Future Technology Stack
The planned implementation will use WebRTC for real-time communication, providing the foundation for peer-to-peer audio and video. MediaSoup or Janus will serve as the SFU server for scalable multi-party calls. Coturn will provide TURN/STUN server functionality for NAT traversal. FFmpeg will handle media processing tasks like transcoding and recording. Whisper will power speech-to-text transcription. PostgreSQL will store call metadata and history. S3-compatible storage will house call recordings.
Workaround Example
Until the Calls API is available, you can implement basic voice interaction using external services:
' Simple voice bot using external service
FUNCTION HandlePhoneCall(phone_number)
' Use external telephony API
response = CALL EXTERNAL API "twilio", {
"action": "answer",
"from": phone_number
}
' Convert speech to text
text = SPEECH TO TEXT response.audio
' Set the transcribed text as context
SET CONTEXT "user_question", text
' System AI responds naturally
TALK "Let me help you with that question."
' Convert text to speech
audio = TEXT TO SPEECH bot_response
' Send response
CALL EXTERNAL API "twilio", {
"action": "play",
"audio": audio
}
END FUNCTION
Integration Points
When available, the Calls API will integrate with the Calendar API for scheduling calls, the Notifications API for call alerts, the User API for user presence information, the Storage API for recording storage, and the ML API for transcription and analysis.
Use Cases
Customer Support
Voice-enabled bot support can handle common customer inquiries automatically. Call center integration allows seamless handoff to human agents. Screen sharing enables technical support representatives to guide customers visually. Call recording provides quality assurance data for training and compliance.
Team Collaboration
Video meetings bring distributed teams together for face-to-face communication. Stand-up calls facilitate daily team synchronization. Screen sharing supports presentations and collaborative work sessions. Persistent team rooms provide always-available meeting spaces.
Education
Virtual classrooms enable remote learning at scale.
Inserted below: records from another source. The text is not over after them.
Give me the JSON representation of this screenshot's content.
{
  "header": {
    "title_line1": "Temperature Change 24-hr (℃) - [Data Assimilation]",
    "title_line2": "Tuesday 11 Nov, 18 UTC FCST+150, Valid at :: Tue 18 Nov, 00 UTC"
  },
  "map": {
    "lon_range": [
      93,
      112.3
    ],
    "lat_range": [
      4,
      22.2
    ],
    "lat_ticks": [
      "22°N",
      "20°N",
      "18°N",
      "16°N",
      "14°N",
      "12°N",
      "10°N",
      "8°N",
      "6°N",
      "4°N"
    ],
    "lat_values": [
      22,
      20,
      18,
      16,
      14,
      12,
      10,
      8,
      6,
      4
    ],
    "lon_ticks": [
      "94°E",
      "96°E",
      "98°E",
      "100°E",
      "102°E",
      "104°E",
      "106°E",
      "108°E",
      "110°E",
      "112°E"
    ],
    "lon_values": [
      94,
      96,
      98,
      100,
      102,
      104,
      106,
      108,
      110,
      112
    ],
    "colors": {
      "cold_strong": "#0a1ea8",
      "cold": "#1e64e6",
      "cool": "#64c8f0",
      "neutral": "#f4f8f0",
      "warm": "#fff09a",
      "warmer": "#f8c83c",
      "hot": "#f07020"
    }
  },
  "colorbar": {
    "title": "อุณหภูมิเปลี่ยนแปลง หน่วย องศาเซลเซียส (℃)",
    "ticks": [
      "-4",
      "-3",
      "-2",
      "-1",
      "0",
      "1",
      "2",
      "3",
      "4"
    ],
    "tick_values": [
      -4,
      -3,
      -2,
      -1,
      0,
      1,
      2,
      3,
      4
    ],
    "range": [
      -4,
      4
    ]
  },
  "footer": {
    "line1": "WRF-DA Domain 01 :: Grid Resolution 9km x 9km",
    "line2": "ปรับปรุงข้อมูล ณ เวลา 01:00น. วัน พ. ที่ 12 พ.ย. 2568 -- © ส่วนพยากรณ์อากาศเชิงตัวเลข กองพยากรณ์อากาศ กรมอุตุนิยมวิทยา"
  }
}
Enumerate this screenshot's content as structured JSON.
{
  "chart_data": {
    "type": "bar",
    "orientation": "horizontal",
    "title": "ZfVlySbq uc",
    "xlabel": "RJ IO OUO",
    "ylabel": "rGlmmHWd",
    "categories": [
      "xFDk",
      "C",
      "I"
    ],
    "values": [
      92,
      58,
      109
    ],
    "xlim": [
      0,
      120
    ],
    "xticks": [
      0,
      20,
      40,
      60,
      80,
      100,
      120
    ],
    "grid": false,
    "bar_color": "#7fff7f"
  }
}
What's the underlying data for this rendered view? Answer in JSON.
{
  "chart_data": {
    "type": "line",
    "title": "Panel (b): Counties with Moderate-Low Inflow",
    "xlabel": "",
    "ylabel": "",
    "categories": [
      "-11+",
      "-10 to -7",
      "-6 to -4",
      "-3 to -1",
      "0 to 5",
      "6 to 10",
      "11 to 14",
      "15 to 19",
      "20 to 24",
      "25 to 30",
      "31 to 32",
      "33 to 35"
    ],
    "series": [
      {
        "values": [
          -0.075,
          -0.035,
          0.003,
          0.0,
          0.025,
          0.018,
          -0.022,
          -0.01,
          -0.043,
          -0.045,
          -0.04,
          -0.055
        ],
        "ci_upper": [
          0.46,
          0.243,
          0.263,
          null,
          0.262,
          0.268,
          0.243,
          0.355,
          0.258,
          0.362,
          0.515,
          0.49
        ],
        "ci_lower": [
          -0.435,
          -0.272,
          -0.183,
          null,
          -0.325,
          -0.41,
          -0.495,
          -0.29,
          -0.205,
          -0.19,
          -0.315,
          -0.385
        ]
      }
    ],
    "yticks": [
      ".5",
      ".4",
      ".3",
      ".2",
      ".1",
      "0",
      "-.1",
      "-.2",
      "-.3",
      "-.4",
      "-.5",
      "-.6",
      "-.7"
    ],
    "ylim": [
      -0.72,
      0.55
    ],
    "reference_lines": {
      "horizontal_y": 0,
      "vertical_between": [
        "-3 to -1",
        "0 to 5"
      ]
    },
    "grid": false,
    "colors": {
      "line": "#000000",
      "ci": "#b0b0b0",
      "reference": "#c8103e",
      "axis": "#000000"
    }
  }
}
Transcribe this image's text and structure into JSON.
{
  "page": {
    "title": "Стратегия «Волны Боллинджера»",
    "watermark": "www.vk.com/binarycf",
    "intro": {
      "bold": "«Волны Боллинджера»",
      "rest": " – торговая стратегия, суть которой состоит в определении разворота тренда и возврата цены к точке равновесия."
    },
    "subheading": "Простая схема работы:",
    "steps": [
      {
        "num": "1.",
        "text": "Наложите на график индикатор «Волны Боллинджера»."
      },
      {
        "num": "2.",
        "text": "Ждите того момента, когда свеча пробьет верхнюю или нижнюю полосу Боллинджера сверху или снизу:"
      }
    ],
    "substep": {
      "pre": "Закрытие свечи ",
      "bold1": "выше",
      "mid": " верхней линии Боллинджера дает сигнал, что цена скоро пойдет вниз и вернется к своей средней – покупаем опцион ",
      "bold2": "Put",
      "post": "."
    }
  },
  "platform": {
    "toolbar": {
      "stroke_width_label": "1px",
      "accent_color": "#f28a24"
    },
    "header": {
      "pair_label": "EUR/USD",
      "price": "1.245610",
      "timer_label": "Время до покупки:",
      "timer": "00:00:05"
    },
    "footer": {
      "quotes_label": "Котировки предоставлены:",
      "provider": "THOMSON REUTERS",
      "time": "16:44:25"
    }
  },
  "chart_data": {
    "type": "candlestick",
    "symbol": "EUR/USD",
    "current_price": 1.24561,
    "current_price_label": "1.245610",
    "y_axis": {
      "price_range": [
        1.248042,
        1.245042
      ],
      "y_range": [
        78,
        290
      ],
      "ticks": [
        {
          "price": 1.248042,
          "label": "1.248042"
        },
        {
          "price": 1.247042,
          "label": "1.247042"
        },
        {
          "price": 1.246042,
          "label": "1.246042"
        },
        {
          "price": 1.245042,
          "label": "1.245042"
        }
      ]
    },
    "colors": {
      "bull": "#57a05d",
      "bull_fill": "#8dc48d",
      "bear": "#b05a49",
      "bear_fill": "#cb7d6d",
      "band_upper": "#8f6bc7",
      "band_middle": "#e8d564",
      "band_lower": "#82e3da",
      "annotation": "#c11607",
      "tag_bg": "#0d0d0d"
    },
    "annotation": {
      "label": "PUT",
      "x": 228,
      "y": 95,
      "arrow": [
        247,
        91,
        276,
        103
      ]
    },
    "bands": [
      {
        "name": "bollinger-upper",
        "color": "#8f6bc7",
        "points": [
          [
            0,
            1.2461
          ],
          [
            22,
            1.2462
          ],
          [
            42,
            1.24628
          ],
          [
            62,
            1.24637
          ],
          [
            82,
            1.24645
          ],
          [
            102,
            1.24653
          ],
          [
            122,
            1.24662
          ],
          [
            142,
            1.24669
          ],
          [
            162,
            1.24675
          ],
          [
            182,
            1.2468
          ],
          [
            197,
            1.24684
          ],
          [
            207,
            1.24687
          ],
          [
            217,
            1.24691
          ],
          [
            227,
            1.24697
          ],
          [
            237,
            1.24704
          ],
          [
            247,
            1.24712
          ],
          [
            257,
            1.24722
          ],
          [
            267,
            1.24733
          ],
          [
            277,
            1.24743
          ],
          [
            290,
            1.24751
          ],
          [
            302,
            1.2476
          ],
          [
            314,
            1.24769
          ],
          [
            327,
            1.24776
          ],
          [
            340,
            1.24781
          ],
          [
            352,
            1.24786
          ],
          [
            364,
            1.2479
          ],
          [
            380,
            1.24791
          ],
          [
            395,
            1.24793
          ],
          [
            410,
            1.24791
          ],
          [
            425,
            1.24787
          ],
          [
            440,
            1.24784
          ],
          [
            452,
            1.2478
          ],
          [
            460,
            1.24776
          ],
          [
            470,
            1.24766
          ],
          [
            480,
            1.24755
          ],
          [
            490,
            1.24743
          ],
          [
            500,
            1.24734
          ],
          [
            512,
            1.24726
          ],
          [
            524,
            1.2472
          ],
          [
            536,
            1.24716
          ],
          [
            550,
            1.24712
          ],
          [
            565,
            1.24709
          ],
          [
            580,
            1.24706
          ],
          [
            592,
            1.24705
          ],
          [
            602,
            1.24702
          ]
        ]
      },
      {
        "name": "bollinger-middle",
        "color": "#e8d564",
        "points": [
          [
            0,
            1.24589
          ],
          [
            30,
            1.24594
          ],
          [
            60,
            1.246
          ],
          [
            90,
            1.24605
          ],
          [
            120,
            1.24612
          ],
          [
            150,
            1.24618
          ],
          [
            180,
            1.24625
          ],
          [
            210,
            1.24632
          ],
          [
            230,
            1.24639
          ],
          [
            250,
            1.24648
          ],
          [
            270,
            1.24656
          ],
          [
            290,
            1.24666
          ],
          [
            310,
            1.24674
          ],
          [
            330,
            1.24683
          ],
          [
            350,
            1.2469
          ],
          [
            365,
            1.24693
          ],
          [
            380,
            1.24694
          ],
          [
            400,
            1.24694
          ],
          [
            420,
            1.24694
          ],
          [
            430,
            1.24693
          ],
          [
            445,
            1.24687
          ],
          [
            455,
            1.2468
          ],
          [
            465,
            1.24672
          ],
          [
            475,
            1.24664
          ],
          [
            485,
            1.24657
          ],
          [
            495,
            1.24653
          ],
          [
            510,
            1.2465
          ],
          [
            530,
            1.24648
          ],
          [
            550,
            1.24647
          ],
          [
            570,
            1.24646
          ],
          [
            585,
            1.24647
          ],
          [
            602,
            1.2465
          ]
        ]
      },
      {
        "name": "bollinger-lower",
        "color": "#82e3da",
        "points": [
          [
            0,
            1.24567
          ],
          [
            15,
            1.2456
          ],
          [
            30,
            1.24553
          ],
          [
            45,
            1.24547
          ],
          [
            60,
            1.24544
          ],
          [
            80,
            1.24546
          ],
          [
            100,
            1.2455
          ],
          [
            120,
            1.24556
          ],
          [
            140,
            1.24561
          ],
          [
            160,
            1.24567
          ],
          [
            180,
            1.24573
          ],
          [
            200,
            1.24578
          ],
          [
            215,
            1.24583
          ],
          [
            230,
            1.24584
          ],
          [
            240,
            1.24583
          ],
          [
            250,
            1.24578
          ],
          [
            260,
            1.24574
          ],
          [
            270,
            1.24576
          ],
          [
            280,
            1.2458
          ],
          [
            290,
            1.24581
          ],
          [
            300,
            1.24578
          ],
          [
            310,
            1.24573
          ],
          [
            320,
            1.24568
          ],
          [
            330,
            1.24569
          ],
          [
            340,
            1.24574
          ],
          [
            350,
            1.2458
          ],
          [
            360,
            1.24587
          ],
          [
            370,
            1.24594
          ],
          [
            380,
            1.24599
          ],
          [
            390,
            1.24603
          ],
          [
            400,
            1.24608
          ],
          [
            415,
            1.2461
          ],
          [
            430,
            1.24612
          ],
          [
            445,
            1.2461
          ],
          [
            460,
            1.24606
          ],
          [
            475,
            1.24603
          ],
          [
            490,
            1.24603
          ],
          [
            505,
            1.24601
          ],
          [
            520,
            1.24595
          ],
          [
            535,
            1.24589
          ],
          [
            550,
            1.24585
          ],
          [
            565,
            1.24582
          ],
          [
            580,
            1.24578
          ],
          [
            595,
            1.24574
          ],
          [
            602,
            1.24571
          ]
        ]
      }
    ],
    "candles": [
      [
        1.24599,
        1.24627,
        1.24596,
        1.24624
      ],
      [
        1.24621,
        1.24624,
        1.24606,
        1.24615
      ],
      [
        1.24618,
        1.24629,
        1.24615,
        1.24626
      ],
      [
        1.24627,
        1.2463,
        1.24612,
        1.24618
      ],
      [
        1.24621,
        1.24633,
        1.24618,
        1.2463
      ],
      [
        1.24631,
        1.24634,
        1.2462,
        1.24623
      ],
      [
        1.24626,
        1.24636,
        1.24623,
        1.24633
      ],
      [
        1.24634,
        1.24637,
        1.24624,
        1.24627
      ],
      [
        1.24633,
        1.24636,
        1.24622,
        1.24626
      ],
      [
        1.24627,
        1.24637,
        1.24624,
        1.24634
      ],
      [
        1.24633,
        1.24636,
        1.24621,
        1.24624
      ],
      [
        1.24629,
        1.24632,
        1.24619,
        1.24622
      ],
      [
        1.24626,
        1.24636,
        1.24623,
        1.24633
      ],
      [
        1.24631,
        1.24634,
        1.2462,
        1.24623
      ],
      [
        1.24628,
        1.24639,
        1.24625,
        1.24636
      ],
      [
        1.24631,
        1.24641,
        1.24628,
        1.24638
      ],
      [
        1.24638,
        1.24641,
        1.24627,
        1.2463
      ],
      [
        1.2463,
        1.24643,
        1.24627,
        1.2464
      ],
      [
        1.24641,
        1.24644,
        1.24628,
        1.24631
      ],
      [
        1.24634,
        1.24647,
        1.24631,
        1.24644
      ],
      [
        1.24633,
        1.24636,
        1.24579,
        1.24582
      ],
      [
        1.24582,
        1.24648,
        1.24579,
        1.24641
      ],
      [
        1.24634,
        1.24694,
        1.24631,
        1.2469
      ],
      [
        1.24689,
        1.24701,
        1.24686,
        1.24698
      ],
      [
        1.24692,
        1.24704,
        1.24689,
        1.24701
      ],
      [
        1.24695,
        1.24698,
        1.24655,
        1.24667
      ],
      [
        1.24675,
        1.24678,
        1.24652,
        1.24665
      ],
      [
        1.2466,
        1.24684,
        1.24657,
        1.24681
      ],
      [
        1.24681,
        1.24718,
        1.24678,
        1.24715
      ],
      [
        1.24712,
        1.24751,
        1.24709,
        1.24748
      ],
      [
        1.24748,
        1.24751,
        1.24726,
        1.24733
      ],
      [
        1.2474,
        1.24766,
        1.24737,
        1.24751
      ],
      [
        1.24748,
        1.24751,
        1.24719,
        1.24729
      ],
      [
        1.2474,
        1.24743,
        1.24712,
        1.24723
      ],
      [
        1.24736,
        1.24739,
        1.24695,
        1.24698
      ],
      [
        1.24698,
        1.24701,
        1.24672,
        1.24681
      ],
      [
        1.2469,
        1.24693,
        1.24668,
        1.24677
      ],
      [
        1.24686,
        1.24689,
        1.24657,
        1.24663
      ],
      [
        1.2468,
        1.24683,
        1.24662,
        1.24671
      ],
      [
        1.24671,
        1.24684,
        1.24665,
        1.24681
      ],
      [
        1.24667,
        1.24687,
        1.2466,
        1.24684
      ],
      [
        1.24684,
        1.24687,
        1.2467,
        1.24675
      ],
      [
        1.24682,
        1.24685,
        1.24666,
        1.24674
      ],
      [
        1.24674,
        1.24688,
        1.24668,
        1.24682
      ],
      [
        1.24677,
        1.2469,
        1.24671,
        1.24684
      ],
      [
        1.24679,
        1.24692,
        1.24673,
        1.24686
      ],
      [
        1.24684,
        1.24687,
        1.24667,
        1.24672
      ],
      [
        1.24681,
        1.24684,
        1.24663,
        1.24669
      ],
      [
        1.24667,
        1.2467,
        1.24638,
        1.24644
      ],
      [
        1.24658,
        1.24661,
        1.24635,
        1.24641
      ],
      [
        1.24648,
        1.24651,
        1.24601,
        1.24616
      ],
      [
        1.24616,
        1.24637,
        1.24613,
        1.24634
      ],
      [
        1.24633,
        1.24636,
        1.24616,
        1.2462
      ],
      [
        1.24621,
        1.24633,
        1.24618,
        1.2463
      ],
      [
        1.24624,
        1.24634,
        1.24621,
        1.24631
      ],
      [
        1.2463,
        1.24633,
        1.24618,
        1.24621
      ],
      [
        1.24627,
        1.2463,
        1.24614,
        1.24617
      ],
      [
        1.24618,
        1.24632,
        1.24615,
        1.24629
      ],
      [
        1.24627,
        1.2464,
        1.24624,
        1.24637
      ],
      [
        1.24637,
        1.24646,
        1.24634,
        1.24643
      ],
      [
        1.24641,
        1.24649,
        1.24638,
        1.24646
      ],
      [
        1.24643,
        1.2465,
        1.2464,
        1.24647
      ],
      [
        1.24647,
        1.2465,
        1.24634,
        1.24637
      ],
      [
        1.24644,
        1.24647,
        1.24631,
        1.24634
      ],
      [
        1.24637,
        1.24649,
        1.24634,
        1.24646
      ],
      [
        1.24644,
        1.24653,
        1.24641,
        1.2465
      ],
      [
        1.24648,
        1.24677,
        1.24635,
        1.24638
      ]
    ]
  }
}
One-on-one tutoring provides personalized instruction. Recorded lectures allow students to review material at their own pace. Interactive sessions engage students through real-time participation.
Status Updates
Check the GitHub repository for updates on Calls API implementation status.
For immediate voice and video needs, consider integrating with established providers like Twilio, Zoom, or Teams rather than waiting for the native implementation.